LIMIARES DA ESCRITA - «Matinas» (1907) de
Branca de Gonta Colaço
Despertam estas «Matinas» (1907) de
Branca de Gonta Colaço uma clara expetativa literária. Ao tempo, não eram
muitas as mulheres que enfrentavam assim o sortilégio dos prelos e das publicações.
Serve a intitulação para nos conduzir a um horizonte de expetativa sobre uma
carreira então ainda apenas nascente.
Pagando desde logo o tributo devido a
seu pai – o célebre escritor Tomás Ribeiro -, porque a tanto se obriga quem
integra uma linhagem de intelectuais, é esse poema inicial sob a forma de
dedicatória lírica que cava desde logo uma bela psicologia e um nobre caráter:
«Que eu não herdei teu génio nem teu jeito, / mas estas rimas diz-mas a
meiguice / do teu amor, que eu sinto no meu peito!». Assim se apresentava
Branca de Gonta Colaço nesse já distante ano de 1907.

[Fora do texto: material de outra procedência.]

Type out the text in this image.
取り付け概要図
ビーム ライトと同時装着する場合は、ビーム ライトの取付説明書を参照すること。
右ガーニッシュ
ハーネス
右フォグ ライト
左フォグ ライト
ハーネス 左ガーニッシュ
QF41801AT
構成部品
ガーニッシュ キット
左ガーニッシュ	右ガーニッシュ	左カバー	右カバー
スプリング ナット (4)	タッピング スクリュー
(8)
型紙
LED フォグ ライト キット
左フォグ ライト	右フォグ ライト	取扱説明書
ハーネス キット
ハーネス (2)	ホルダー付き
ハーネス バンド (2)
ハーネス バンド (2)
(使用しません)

A escritora, nascida em Lisboa em 8 de
julho de 1880, filha, como se disse, do autor de «D. Jaime» e de mãe inglesa (a
poetisa Ann Charlotte Syder), veio a
casar, muito jovem ainda, em 1898, com o artista plástico Jorge Rey Colaço,
acabando por falecer na capital, em 22 de março de 1945, depois de uma vida
intelectual produtiva e multiforme como poetisa, dramaturga e conferencista,
por exemplo.
De nome
completo Branca Eva de Gonta Syder Ribeiro Colaço é justo destacar-se a
integração no nome da escritora de parte do topónimo natal de seu pai: aquele
‘de Gonta’ refere-se a Parada de Gonta, local tão da nossa circunstância.
E é do
fascínio do lugar que se levanta esta memória dentro da crónica. Afinal, os
lugares são palcos de transmissão, de emoção transferida. «Meu pai!», diz a
poetisa no poema inicial das suas primícias literárias, «Do meu sentir, minha
ternura, / fiz estes versos que em raminho escasso / venho depor na tua
sepultura».
Obra do
início e início ainda de um caminho cultural, estas «Matinas» abraçam o verso
de Musset que diz ser este livro toda a juventude da escritora. Assim é, de
facto, e já reflexão poética de emoções onde se destacam a saudade, o
sofrimento e o esquecimento. Não espanta ainda a submissão de uma das partições
poéticas à voz autoritária de Tomás Ribeiro – tal era o tributo do sangue… -,
voltando ainda sob forma epigráfica.
«Qual é o
corpo sem órgãos de um livro?», perguntam-se perguntando-nos Gilles Deleuze e
Felix Guattari em «Rizoma». Organicamente, a poesia nascente de Branca de Gonta
Colaço é já uma completude que se desfibra até à fímbria mais íntima da emoção
e da portugalidade:
«se num momento, em águas de veludo,
meu sangue rubro parecesse o escudo
dessa Bandeira Portuguesa enorme!»
Perpendicularmente, dos pés à raiz da alma, as
margens do sonho são roídas despudoradamente. Até quando? [Correio Beirão, nº 11.]